Man, according to the order of creation detailed in Genesis 1 and 2, is God’s crowning creation. If we are naming the things God made that shine his glory forth most spectacularly, there are all kinds of things competing for the list: the Grand Canyon, those mysterious sea creatures living along the Mariana Trench, a butterfly’s wings, or the Salar de Uyuni, the huge salt flat in Bolivia. But according to the climactic order of the creation account, none of those things was God’s crowning creation. That distinction is reserved for mankind.
We are the only created beings ever said to be made in God’s own image. Not even the angels can boast that. We were, in a unique sense, “crowned…with glory and honor” (Psalm 8:5). This glory is a borrowed glory, a reflected glory. The glory of the moon rather than the glory of the sun. But it is a real glory nonetheless.
What does it mean to say that man possesses borrowed glory?
Let me answer this question with another question. Have you ever encountered a person and then described them to someone else later as intimidating? What about fascinating? Inspiring? I am sure you’ve met an older person or a friend of the same gender or a peer of the opposite gender who instantly dazzled you. Surely you have been rendered jittery and awkward in some specific person’s presence, and not because you were romantically attracted to him or her. Surely you have also been rendered serene and happy in someone’s presence.
What is it about these people that gives them such power over you? Why is it that we can all guess what you mean when you say, “She was intimidating”?
And what relationship, if any, does this have to the glory of God? Would we use the word intimidating to describe God? I don’t think so—not exactly. We wouldn’t apply this word to our relationship with God because it would be a gross understatement. We won’t be intimidated when we finally stand before the God of heaven, any more than we will be amused or fascinated.
No. We will be devastated, overwhelmed, terrified, enamored, and silenced. We will find that our entire previous existence is both done away with and justified, both crushed and consummated.
That is what the glory of God means. Intimidated doesn’t begin to describe it.
But having established that, we should acknowledge something else. Those words we use to describe people, such as intimidating, fascinating, inspiring, and infatuating, are like the younger cousins of words we use to describe God. When we say we are intimidated by a person, this is like a miniature version of the awe or reverence that we feel toward the God in whose image they are made.

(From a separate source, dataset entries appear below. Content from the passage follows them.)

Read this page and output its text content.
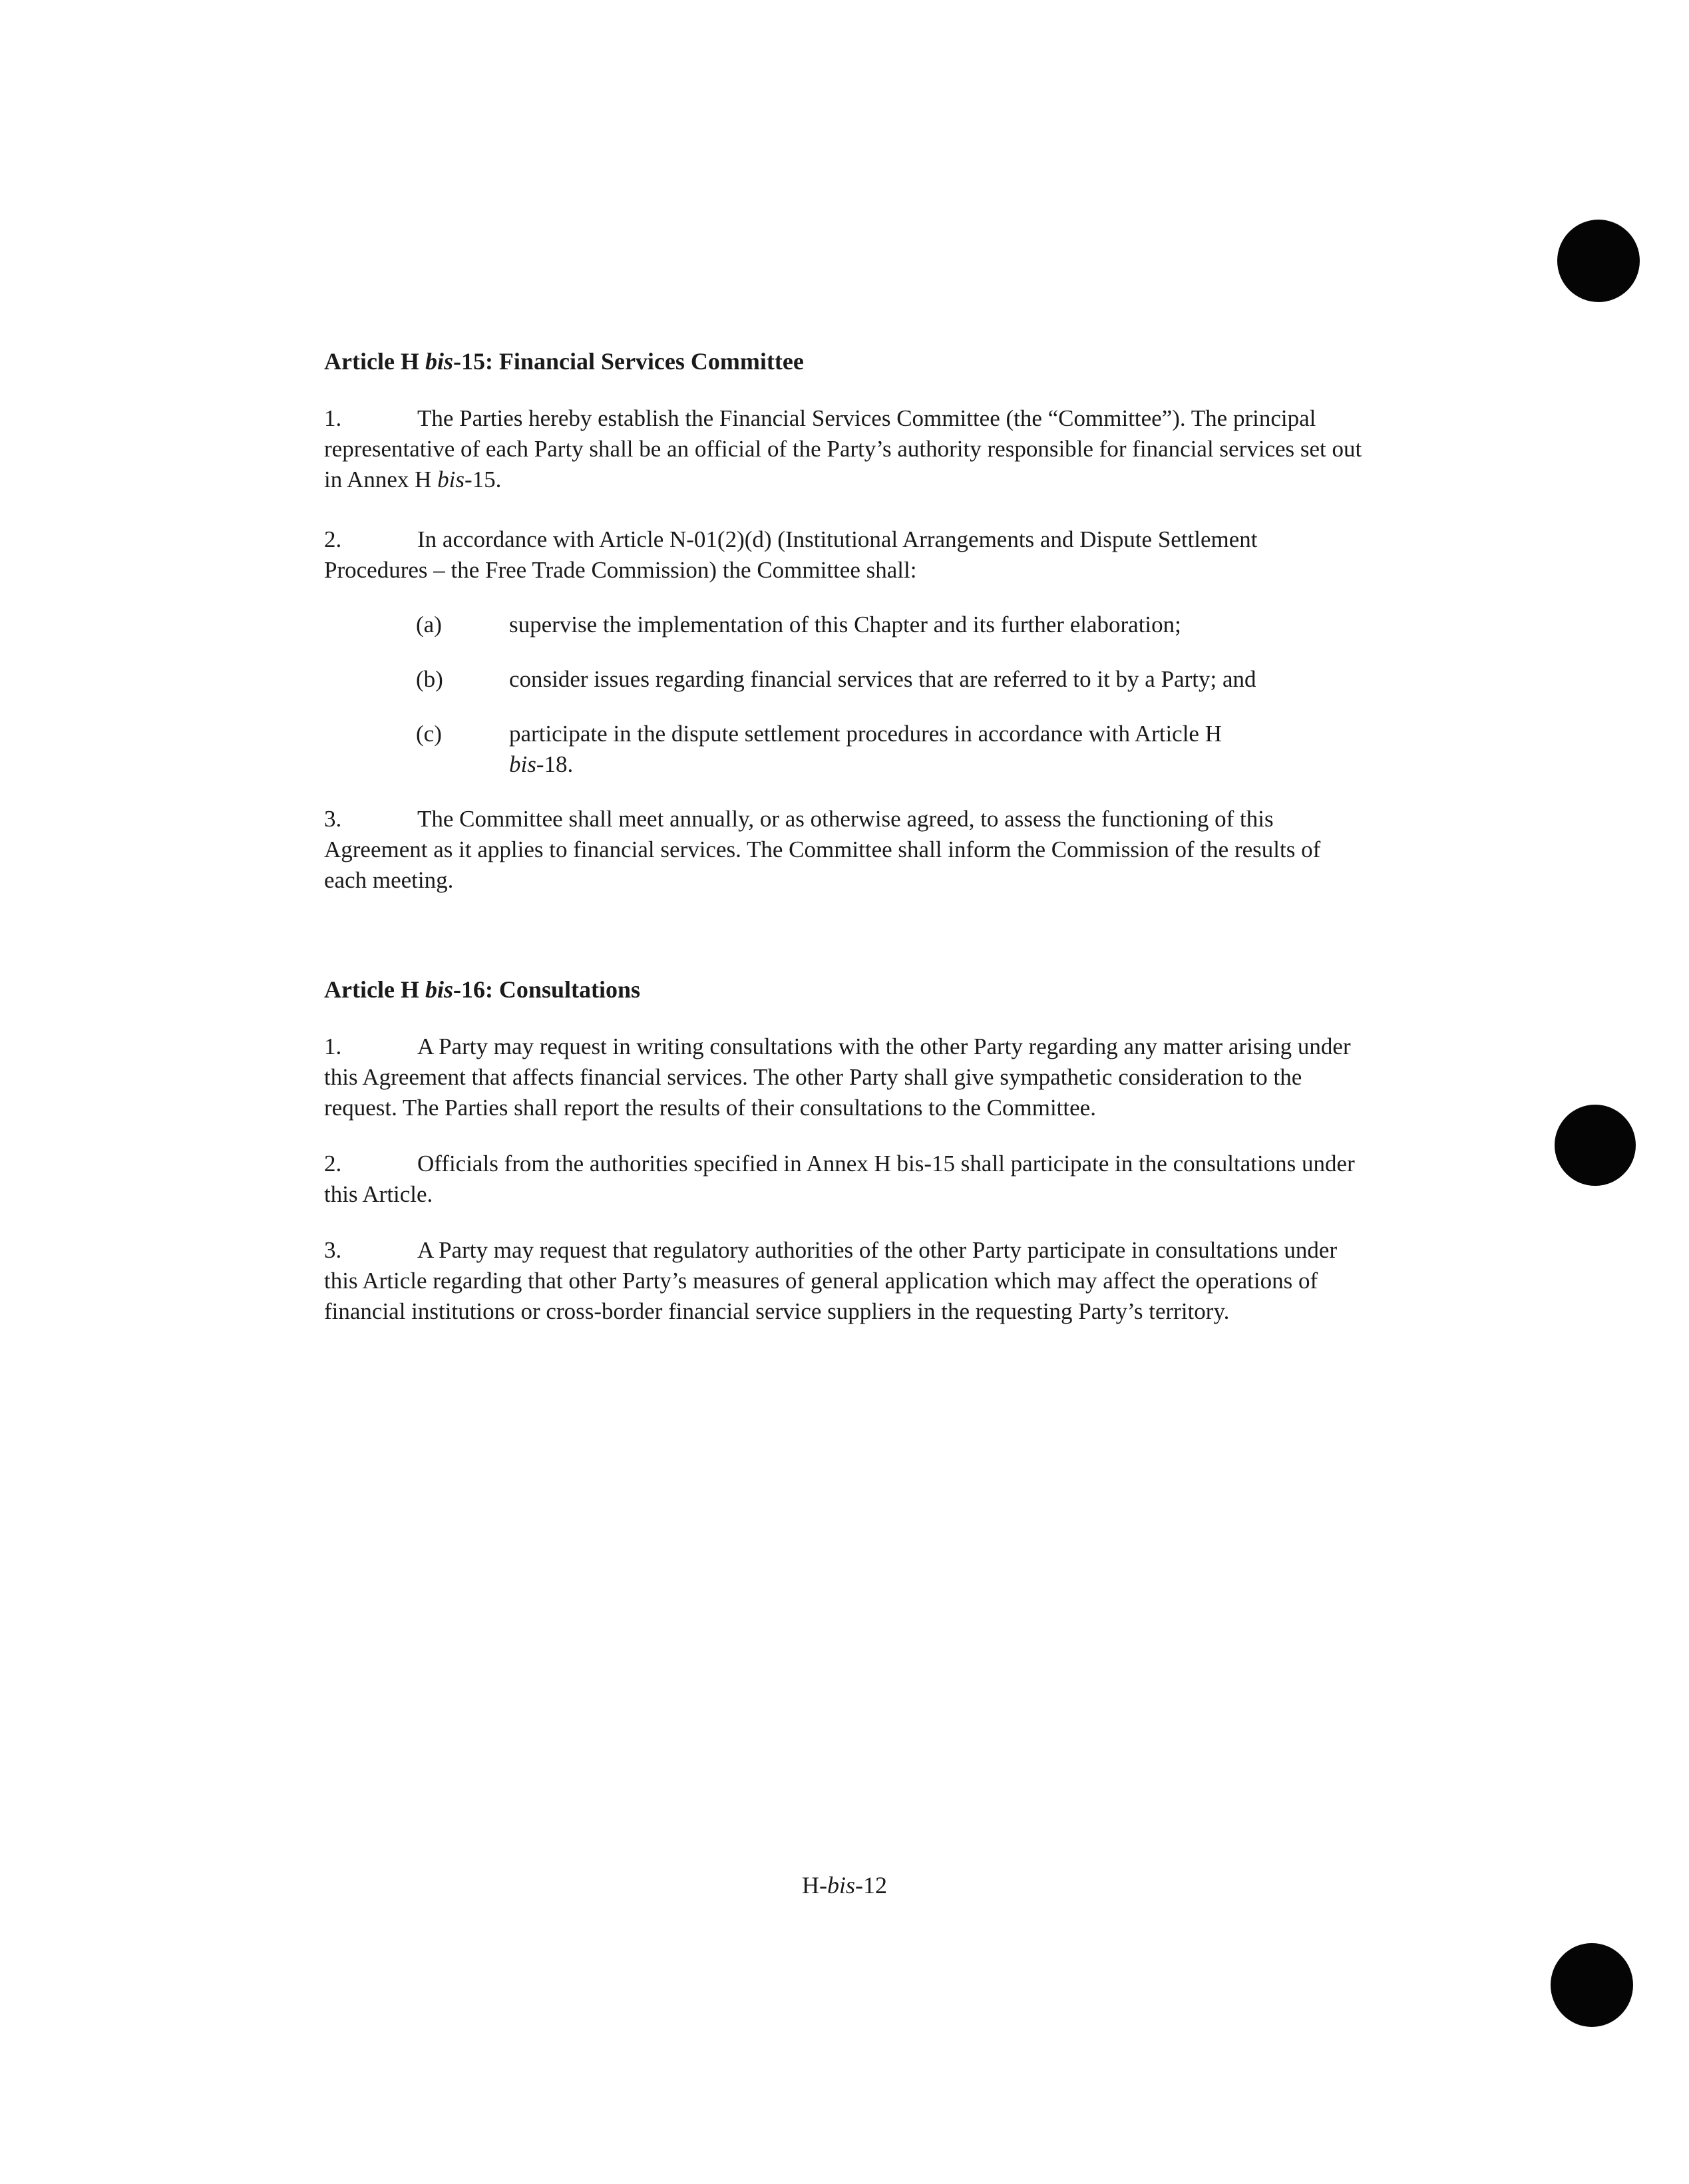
Article H bis-15: Financial Services Committee

1.	The Parties hereby establish the Financial Services Committee (the “Committee”). The principal representative of each Party shall be an official of the Party’s authority responsible for financial services set out in Annex H bis-15.

2.	In accordance with Article N-01(2)(d) (Institutional Arrangements and Dispute Settlement Procedures – the Free Trade Commission) the Committee shall:

(a)	supervise the implementation of this Chapter and its further elaboration;
(b)	consider issues regarding financial services that are referred to it by a Party; and
(c)	participate in the dispute settlement procedures in accordance with Article H bis-18.

3.	The Committee shall meet annually, or as otherwise agreed, to assess the functioning of this Agreement as it applies to financial services. The Committee shall inform the Commission of the results of each meeting.

Article H bis-16: Consultations

1.	A Party may request in writing consultations with the other Party regarding any matter arising under this Agreement that affects financial services. The other Party shall give sympathetic consideration to the request. The Parties shall report the results of their consultations to the Committee.

2.	Officials from the authorities specified in Annex H bis-15 shall participate in the consultations under this Article.

3.	A Party may request that regulatory authorities of the other Party participate in consultations under this Article regarding that other Party’s measures of general application which may affect the operations of financial institutions or cross-border financial service suppliers in the requesting Party’s territory.

H-bis-12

These things are related. The relationship is derivative, metaphorical. One glory is borrowed from the other and was made to whisper things about the other.

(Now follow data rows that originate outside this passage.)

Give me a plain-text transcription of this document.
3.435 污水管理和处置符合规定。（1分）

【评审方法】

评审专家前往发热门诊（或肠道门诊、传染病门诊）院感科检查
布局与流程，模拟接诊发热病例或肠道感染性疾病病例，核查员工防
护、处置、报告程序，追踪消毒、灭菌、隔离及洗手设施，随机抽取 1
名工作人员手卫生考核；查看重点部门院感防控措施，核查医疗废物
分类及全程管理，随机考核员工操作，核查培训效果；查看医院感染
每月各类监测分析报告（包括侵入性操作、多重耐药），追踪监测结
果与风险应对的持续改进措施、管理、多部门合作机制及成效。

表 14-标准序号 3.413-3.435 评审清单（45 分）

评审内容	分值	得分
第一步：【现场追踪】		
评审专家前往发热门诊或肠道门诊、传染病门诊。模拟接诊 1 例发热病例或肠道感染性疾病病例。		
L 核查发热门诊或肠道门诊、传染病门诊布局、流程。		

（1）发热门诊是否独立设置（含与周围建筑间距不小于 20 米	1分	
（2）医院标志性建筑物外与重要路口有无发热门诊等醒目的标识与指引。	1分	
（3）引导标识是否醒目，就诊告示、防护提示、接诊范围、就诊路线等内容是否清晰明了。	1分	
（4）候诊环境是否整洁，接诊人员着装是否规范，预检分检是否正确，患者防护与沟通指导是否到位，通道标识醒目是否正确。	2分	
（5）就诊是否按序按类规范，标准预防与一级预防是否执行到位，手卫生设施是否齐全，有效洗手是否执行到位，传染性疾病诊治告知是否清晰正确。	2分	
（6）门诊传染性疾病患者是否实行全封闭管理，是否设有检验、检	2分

And because it was borrowed from the One for whom all glory was named, there is something very real and unavoidable about the glory of human beings. We are terrible and lovely creations, purposeful and intelligent and attractive (though while under the curse of sin, also willful and insane and hideous).
When you see a truly beautiful woman on the street, it is hard to pretend she isn’t there. Beauty demands a response, whether it’s admiration or hatred or desire. When you listen to a skilled politician craft his words for a crowd, you can almost feel the weight of his influence. Excellent communication demands a response. When you talk to a true artist about his work, the power of his vision and talent thrums like an engine beneath the conversation. Good art demands a response.
Glory is always like that. It demands response.
Even in tiny amounts. Even the broken shards of glory that you see in a fallen human. You were made to respond.
But as real as the glories of man feel, they are only real because of where they came from. And the fact that they are borrowed means that they’re only ours for a lifetime. Every person, even an enemy of God, gets to wear some kind of borrowed glory, because even the enemies of God are made in his image.
“What is man that you are mindful of him, and the son of man that you care for him?” asks the psalmist. “Yet…[you have] crowned him with glory and honor…O Lord, our Lord, how majestic is your name in all the earth” (Psalm 8).